Slovak football great Jan Popluhar dies at 75
Slovakia football great Jan Popluhar, a member of the Czechoslovakia team that reached the final of the 1962 World Cup in Chile, has died.
The Slovak football federation said in a statement that Popluhar died in a Bratislava hospital on Sunday. He was 75. The cause of the death was not announced.
Popluhar was born Sept. 12, 1935, in the Slovak town of Bernolakovo. The central back anchored the Czechoslovak national team defense on its way to the 1962 World Cup final against Brazil, which Czechoslovakia lost 3-1. He was also on the team that won the bronze at the 1960 European Championship and played at the 1958 World Cup in Sweden.

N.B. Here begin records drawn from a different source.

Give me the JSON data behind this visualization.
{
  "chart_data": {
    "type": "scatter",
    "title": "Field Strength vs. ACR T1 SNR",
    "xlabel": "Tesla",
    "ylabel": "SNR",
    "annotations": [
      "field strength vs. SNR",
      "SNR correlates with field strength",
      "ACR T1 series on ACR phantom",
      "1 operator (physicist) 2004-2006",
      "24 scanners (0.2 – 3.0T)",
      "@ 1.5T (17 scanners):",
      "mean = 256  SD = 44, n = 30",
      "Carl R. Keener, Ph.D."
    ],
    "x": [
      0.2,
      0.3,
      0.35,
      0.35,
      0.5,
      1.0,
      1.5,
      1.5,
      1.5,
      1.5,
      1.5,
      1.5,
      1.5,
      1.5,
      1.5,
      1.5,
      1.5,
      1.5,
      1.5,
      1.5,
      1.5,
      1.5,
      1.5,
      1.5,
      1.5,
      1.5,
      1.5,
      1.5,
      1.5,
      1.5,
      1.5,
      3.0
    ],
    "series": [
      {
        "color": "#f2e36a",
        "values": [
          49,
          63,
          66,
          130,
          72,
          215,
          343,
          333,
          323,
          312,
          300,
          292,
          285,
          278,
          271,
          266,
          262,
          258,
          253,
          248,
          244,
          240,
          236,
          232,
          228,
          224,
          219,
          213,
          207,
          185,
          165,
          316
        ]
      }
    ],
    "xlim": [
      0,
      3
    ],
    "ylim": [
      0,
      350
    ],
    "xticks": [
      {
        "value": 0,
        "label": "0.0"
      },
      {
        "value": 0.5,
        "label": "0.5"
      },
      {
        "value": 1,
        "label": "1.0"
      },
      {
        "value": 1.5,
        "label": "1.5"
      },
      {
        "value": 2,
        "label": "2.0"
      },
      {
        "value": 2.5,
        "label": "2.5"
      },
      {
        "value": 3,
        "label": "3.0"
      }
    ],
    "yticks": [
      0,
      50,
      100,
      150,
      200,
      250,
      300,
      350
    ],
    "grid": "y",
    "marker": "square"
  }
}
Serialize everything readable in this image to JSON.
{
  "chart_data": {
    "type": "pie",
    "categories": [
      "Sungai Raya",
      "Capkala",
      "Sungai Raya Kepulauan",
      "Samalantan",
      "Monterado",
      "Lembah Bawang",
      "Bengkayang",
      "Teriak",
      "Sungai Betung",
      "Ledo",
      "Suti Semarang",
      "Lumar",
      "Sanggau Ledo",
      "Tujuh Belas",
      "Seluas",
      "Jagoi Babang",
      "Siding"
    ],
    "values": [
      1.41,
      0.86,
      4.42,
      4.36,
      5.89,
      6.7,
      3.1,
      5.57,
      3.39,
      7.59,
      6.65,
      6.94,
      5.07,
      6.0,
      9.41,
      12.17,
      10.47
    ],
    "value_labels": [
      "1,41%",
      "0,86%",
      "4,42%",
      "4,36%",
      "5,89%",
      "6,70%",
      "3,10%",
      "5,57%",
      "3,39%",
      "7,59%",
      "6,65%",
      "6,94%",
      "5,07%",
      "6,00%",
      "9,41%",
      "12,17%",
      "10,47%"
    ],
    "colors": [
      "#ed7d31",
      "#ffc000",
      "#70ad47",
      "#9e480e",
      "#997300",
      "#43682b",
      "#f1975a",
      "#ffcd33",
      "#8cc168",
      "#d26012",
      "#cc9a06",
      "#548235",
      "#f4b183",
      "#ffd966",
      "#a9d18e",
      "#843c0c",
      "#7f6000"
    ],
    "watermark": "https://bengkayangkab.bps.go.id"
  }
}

Popluhar scored just one goal in his 62 international games for Czechoslovakia between 1958-67, but was considered a football gentleman because of his clean style of play.
''During the 19 years of my top football career, I was never sent off and I didn't even receive a yellow card,'' Popluhar once said. ''It may sound unbelievable but it's true.''
The International Fair Play Committee honored him with a fair play award in 1996.
In 2002, Popluhar was chosen Slovakia's best footballer of the 20th century. In 2002, he received a Slovak state award, the Ludovit Stur Order of the first class.
He spent most of his career playing for Slovan Bratislava and Lyon in France before finishing with a stint as a playing coach for Austrian club Slovan Vienna.
Together with other Czechoslovak major stars - Josef Masopust and Svatopluk Pluskal - Popluhar was selected to the international team to face England at Wembley to mark the centenary of the English Football Association.
''He was like a pillar,'' Masopust one said about him. ''When I faced him, I rather opted to pass the ball.''
He is survived by his wife, Cecilia, a son and a daughter.
The funeral in his home town of Bernolakovo, located just east of the capital, is scheduled for Thursday.